Just the Tip of the Iceberg
North Dakota Healthcare System Continues to Expand Its Telehealth Services
Author: Pam Malinoski
Telehealth isn’t new to the staff at Altru Health Systems, a nonprofit health system with headquarters in Grand Forks, ND.
“We started doing telemedicine in 2008 so we are very familiar and comfortable with telehealth,” said Jessica Piseno, telemedicine coordinator at Altru. “Prior to the pandemic we had 180 providers using telemedicine. Today, almost all of our 393 Altru providers are using telemedicine and virtual care to reach and care for our patients throughout our service area, which comprises a population of about 225,000 people.”
During COVID, Altru expanded care through virtual connections to patients at home including video visits, message-based eVisits and phone encounters. In addition provider-to-provider consults support rural providers with specialists’ input for care planning, increasing patient safety.
Prepared for COVID-19
“When the pandemic began, we were approached by COVID management to see if we could start inpatient video visits to minimize contact between patients and healthcare workers,” said Jamie Heider, senior systems analyst at Altru. “Since we already had infrastructure in place, it was easy to provide this service. Now, an infection control provider could check on patients from an office and reserve in-person visits for those times when they were truly required. Within three months, we had more than 100 video visit log-ins, which means that much less exposure for our staff.”
For those patients where video visits made sense, a tablet was assigned to that patient upon check-in. When providers come to do rounds, they can scan through patients and arrange video visits with some or all of them, reserving in-person visits for those most in need.
Seeing Expansion Opportunities for Telehealth
“I think the whole COVID situation pushed us to expand our existing telehealth offerings more rapidly,” Piseno reflected. Currently Altru has already started offering related technology in a host of other areas within its healthcare system. Here are some of the most exciting applications:
- Remote Patient Monitoring: Altru uses Bluetooth technology so its nurses can better monitor COVID patients at home.
- Nursing Homes, Assisted Living Facilities, and Long-Term Care: Altru partners with nursing staff at these facilities who can use peripherals such as electronic wireless stethoscopes, hand cameras, and special lighting tools, which allows a more complete virtual exam.
- Telepharmacy Services: In Altru’s rural service areas, pharmacy technicians can call in and connect with a pharmacist who can verify medications or observe preparation of chemotherapy medications.

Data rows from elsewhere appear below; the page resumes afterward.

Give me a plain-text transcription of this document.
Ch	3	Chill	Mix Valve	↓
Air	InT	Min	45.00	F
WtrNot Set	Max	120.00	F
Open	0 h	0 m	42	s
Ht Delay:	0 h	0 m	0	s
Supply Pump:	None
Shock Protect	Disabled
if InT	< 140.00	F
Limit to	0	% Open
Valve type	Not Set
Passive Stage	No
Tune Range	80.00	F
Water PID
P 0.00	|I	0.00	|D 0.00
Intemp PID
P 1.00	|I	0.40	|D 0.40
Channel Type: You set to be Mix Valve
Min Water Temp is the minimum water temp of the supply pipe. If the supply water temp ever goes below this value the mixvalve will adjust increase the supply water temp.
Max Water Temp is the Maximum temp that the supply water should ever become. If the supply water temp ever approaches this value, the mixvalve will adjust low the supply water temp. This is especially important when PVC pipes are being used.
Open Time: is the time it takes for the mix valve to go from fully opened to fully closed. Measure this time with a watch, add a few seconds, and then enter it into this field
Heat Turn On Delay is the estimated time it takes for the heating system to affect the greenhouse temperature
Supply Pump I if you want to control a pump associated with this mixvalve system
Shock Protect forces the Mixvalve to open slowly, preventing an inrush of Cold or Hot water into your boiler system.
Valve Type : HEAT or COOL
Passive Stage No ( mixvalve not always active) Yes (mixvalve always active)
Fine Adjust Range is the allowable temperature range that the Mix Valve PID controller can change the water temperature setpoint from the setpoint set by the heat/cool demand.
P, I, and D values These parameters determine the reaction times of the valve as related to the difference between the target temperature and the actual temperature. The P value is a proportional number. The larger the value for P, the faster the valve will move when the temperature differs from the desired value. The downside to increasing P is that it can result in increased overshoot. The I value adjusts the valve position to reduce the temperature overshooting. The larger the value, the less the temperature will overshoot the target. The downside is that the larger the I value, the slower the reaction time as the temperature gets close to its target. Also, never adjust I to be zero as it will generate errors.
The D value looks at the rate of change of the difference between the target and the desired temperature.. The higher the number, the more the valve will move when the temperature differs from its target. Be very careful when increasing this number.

- Integrated Data Repository: Altru has its data systems integrated so that any provider or healthcare worker logging into the system can see all patient information in one place, which provides consistency of care. Altru is the regional hub for EMR functionality at 13 small regional hospitals.
- Obstetrics: The pandemic helped introduce telehealth to obstetrics patients who wanted prenatal care from the safety of their homes. Many of these patients live two to three hours away from obstetrical care and travel in dangerous winter conditions to seek care. Virtual connections improve the quality of care and safety for the mom and baby.
Obstetrics: Telehealth in Action
The obstetrics department at Altru had many prenatal patients who took advantage of its telehealth offerings. Here are a few examples:
- One expectant mother lived 2.5 hours away from the clinic. She participated in a MyChart video visit for her prenatal education while sitting in her car at a nearby truck stop parking lot. The stop had the most reliable wifi connection.
- Other patients who were very nervous about coming to the clinic during the initial COVID-19 lock down purchased their own fetal dopplers and blood pressure devices through Altru’s Yorhom Medical Essentials store. They could then use this medical equipment safely from their homes during a MyChart video call with their providers.
- Many prenatal clients live more than an hour away from the clinic and have done the same thing. Telehealth visits are a much more efficient use of patients’ time for a short but important prenatal visit.
The Altru staff plans on continuing to learn and explore other ways that telehealth can improve care and access to its patient population. Altru managers have attended and presented at several conferences sponsored by the Great Plains Telehealth Resource & Assistance Center (gpTRAC). The organization is also a charter member of gpTRAC’s Program Advisory Council (PAC).
“We appreciate the work that gpTRAC is doing; it’s nice to be able to refer others who are just starting out to learn from their resources,” Piseno said. “One of the things I appreciated the most at a past gpTRAC conference was the ability to see different peripheral technologies available that can work with telehealth connections.”